I know it’s unlikely that I’ll ever be published in the Christian Post, but I didn’t mention my atheism in this letter. Let’s see. November 15:
Darren Ferguson’s plea for evangelical Christians to recognize the reality of global climate change is a welcome embrace of science-based public policy in the United States — something which communities of faith too often reject. Make no mistake: the accelerating greenhouse effect is a scientific fact — predicted over a hundred years ago, confirmed by experiment and observation, and strongly correlated with industrialized civilization’s CO2 emissions.
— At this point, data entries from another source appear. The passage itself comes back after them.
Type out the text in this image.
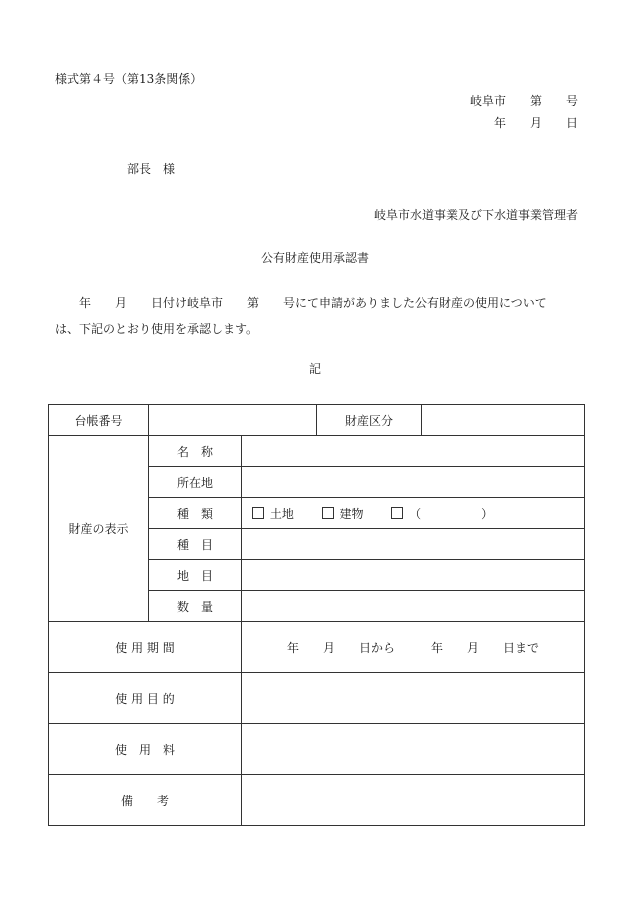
様式第４号（第13条関係）
岐阜市　　第　　号
年　　月　　日
部長　様
岐阜市水道事業及び下水道事業管理者
公有財産使用承認書
　　年　　月　　日付け岐阜市　　第　　号にて申請がありました公有財産の使用について
は、下記のとおり使用を承認します。
記
台帳番号			財産区分	
財産の表示	名　称			
	所在地			
	種　類	土地 建物 （　　　　　）		
	種　目			
	地　目			
	数　量			
使 用 期 間		年　　月　　日から　　　年　　月　　日まで		
使 用 目 的				
使　用　料				
備　　考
By the way, the language of researchers is always measured and precise; phrases like “strongly correlated” are how scientists shout.
It bodes ill for our nation and the world that the undisciplined and vociferous voices of climate-change denial are still louder than the soft and careful words of the scientific community — and it reflects poorly on the faithful that those voices are overwhelmingly those of religious fundamentalists.
The “historian” David Barton, a prominent public face of evangelical Christianity, recently stated that global warming is real, but claimed it’s Divine punishment for abortions rather than the result of accumulated greenhouse gases in the upper atmosphere. Such absurd assertions (does Mr. Barton really believe that if we outlawed abortion, God would re-freeze the Arctic?) do a grave disservice to the faith of people like Pastor Ferguson — a man who’s faced the climate crisis personally and is in no doubt about the dangers it poses.